10/06/2005

JUNEBUG and other films

An adequate-length movie review, and a few tossed-off ones.

JUNEBUG
Madeleine (Embeth Davidtz), owner of a Chicago gallery specializing in outsider art, finds herself very much an outsider when she travels to small town North Carolina to acquire a local artist's work. Coincidentally, George (Alessandro Nivola), her husband of six months (following a seven-day courtship!) grew up nearby, so this allows her to meet her in-laws and the lifestyle George seemingly couldn't wait to escape.

This isn't exactly a groundbreaking premise for a film; predictably, Madeleine awkwardly clashes with George's family, and it's difficult to get a handle on either her or George or why they're even together in the first place (apart from lust). But director Phil Morrison depicts this milieu without any contempt or satire, observing rather than criticizing. He expertly employs silences as poetic interludes and uses snatches of local color (the film opens with a startling, intriguing non-sequitur) that give the film a real sense of place, the setting as predominant and felt as some of the characters.

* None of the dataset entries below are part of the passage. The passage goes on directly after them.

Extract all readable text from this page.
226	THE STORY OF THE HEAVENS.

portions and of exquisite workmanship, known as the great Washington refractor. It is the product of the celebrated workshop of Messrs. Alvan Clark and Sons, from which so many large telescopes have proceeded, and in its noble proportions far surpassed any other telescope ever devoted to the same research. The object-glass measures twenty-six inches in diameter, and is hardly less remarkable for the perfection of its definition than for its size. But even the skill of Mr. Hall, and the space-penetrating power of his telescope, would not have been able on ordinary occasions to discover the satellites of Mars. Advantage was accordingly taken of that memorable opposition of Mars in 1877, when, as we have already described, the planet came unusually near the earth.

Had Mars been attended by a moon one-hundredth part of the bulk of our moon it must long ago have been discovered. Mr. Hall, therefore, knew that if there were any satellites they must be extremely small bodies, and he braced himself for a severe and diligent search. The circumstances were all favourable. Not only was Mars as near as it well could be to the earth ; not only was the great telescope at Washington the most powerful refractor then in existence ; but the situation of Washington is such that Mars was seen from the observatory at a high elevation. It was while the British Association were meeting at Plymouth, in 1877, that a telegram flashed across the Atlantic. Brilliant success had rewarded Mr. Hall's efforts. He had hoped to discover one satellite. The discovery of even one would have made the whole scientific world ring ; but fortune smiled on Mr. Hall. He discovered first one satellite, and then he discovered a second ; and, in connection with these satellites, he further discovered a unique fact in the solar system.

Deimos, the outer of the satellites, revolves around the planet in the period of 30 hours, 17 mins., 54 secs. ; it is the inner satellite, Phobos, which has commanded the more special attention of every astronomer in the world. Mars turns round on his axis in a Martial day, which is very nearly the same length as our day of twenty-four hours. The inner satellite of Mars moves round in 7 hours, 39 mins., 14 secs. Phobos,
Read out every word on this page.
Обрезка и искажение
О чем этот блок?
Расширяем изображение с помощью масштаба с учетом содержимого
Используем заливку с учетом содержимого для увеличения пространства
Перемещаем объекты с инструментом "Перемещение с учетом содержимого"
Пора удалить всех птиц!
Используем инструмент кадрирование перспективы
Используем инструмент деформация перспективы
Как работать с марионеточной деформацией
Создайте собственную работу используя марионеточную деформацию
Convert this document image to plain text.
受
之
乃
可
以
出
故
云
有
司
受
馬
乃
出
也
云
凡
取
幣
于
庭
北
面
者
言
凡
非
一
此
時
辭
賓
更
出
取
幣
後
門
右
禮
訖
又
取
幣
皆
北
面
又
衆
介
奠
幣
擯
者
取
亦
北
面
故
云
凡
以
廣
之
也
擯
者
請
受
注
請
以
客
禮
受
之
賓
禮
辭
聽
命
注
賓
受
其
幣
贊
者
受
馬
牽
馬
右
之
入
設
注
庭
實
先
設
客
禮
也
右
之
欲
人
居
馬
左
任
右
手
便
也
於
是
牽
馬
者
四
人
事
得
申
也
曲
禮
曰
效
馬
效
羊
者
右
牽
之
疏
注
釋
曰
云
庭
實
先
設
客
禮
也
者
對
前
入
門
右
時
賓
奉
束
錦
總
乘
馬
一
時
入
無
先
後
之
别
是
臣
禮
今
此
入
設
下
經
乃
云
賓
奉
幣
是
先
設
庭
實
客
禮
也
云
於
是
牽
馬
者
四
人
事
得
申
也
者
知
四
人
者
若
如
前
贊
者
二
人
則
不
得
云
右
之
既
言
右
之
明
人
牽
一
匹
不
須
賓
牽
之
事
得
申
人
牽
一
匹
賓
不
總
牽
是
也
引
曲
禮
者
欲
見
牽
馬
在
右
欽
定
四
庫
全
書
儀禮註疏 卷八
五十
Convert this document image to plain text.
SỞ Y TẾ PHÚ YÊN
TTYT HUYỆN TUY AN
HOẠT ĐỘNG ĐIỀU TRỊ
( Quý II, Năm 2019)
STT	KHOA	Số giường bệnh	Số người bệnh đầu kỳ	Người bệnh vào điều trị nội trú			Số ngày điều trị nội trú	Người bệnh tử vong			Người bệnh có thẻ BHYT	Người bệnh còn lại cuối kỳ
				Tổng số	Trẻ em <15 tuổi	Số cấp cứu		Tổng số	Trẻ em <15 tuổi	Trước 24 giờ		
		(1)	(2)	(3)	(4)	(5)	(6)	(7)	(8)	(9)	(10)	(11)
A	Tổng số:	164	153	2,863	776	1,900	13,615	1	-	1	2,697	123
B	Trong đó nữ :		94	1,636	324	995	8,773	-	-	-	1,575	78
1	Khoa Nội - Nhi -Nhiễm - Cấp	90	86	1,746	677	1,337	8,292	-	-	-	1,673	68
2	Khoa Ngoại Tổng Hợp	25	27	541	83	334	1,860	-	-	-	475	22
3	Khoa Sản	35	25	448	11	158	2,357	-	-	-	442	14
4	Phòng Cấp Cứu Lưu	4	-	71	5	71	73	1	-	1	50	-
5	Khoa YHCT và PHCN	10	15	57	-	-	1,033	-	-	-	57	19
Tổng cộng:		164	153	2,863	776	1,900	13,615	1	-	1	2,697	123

As Ashley, George's very pregnant, young sister-in-law, Amy Adams gives a powerful, fearless performance. As if she stepped out of a Mike Leigh film, Adams at once is abrasive yet totally engaging, desperately craving Madeleine's friendship and worldliness yet entirely genuine in her own self and intentions. She also has a scene near the end that's just heartbreaking. See this film for her.

WALK ON WATER
A solid advance on director Eytan Fox's slight but well-meaning YOSSI AND JAGGER. Exploring modern Israeli-German relations, male bonding and good old-fashioned guilt, it's never heavy-handed and only sporadically melodramatic. Arrives at too tidy a conclusion, but it takes many revealing little detours in getting there.

THUMBSUCKER
It takes a long time for this indie quirk-fest to get going (just around the time the main character's Ritalin kicks in). Tilda Swinton is expectedly great in suburban mother mode, but who knew Vince Vaughn could be charmingly restrained as a high school debate teacher or that Vincent D'Onofrio could show restraint, period? I still detest The Polyphonic Spree, and the movie's point is so obvious it's fitting that Keanu Reeves should spell it all out for you in the end. But that doesn't mean the film's a waste of time.

TIM BURTON'S CORPSE BRIDE
He should stick to stuff like this over not entirely necessary remakes, which is not to say I didn't enjoy CHARLIE AND THE CHOCOLATE FACTORY. But this is altogether more creative and wicked, a better testament to the macabre invention that should always so effortlessly pour out of him. Includes a who's-who of wonderfully-distinctive Brits providing the vocal talent. The director's best since... ED WOOD?

INSIDE DEEP THROAT
At the very least, this has much more to say about pornography and censorship than THE PEOPLE VS. LARRY FLYNT ever did, but the real money shot here is the phenomenon itself: how a ridiculous blue movie (supposedly) grossed $600,000 and transformed public perception of porn. Still, it left me wondering what relevance, if any, the original film has today.

KONTROLL
Hungarian film set entirely in the Budapest subway system. Shows that being a ticket inspector is one of the most thankless, least effective jobs imaginable. Features a female character who's usually dressed in a bear costume. Dark, stylish (the film rarely looks less than stunning), scrappy, scabrously funny and occasionally grand, it's one of the better TRAINSPOTTING knockoffs I've seen.